Australian farmers are well versed in managing climate variability and extremes, and continuously adapt and modify existing farm management practices to reduce their risks.
These strategies include:
- Adjusting planting and harvest dates
- Diversifying and modifying crop variety and variants
- Modifying and upgrading irrigation equipment to more efficient systems
- Using minimum tillage practices to reduce soil erosion and increase water retention
- Adjust livestock management, such as providing shade and cooling for livestock during heatwaves
- Optimising the application of fertilisers
How Agricultural Research can help mitigate the impact of more regular severe weather events
Australia’s agriculture industry is fundamental to feeding us. More than 90 per cent of the food Australians eat is produced domestically and in addition to sustaining us, many communities in regional towns rely on the success of agriculture for their viability. It’s also one of the most climate-vulnerable industries, sensitive to changing rainfall, temperatures and extreme weather events
Although farmers can adapt their practices, there are limits to how much their actions will mitigate the effects of severe weather events on agricultural productivity.
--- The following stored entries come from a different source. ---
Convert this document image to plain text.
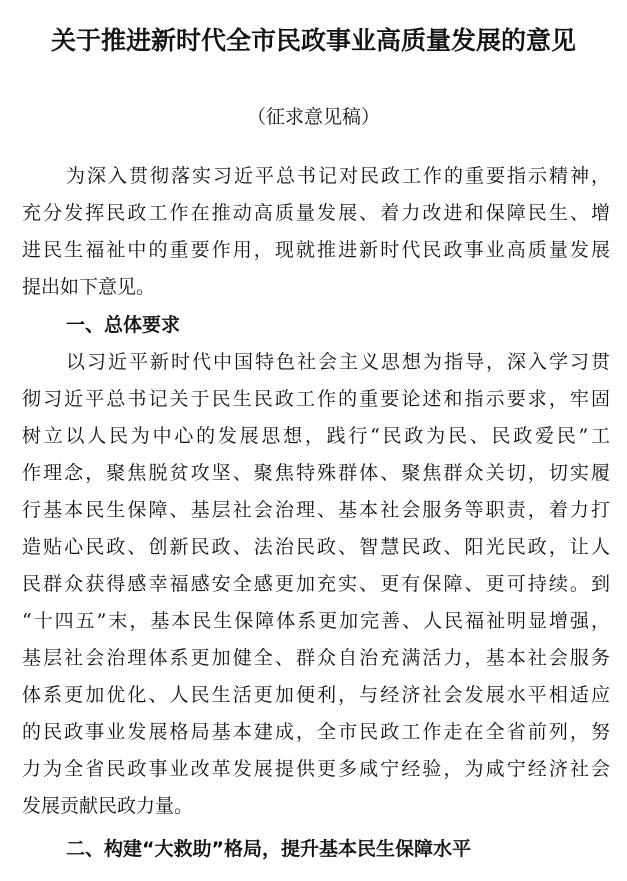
关于推进新时代全市民政事业高质量发展的意见
（征求意见稿）
为深入贯彻落实习近平总书记对民政工作的重要指示精神，
充分发挥民政工作在推动高质量发展、着力改进和保障民生、增
进民生福祉中的重要作用，现就推进新时代民政事业高质量发展
提出如下意见。
一、总体要求
以习近平新时代中国特色社会主义思想为指导，深入学习贯
彻习近平总书记关于民生民政工作的重要论述和指示要求，牢固
树立以人民为中心的发展思想，践行“民政为民、民政爱民”工
作理念，聚焦脱贫攻坚、聚焦特殊群体、聚焦群众关切，切实履
行基本民生保障、基层社会治理、基本社会服务等职责，着力打
造贴心民政、创新民政、法治民政、智慧民政、阳光民政，让人
民群众获得感幸福感安全感更加充实、更有保障、更可持续。到
“十四五”末，基本民生保障体系更加完善、人民福祉明显增强，
基层社会治理体系更加健全、群众自治充满活力，基本社会服务
体系更加优化、人民生活更加便利，与经济社会发展水平相适应
的民政事业发展格局基本建成，全市民政工作走在全省前列，努
力为全省民政事业改革发展提供更多咸宁经验，为咸宁经济社会
发展贡献民政力量。
二、构建“大救助”格局，提升基本民生保障水平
This is where Agricultural research plays an important role.
Agricultural Researchers help develop solutions that enable food crops to better adapt to environmental stress caused by extreme conditions. These include developing agriculture products that are tolerant to environmental change, moving agriculture to new locations to follow environmental change, or adopting ‘protected’ agriculture by partially or completely controlling the environment.
More efficient specialty fertilizers, which can be applied with precision at lower rates, as well as alternatives to synthetic fertilizers, should be supported to reduce fertilizer use.
AgXtra plays an instrumental role in helping to commercialise innovation by conducting crop production and crop protection trials and quantifying the performance in the field.
Our work is critical in helping to create a more affordable and abundant supply of food, with a lessened environmental impact.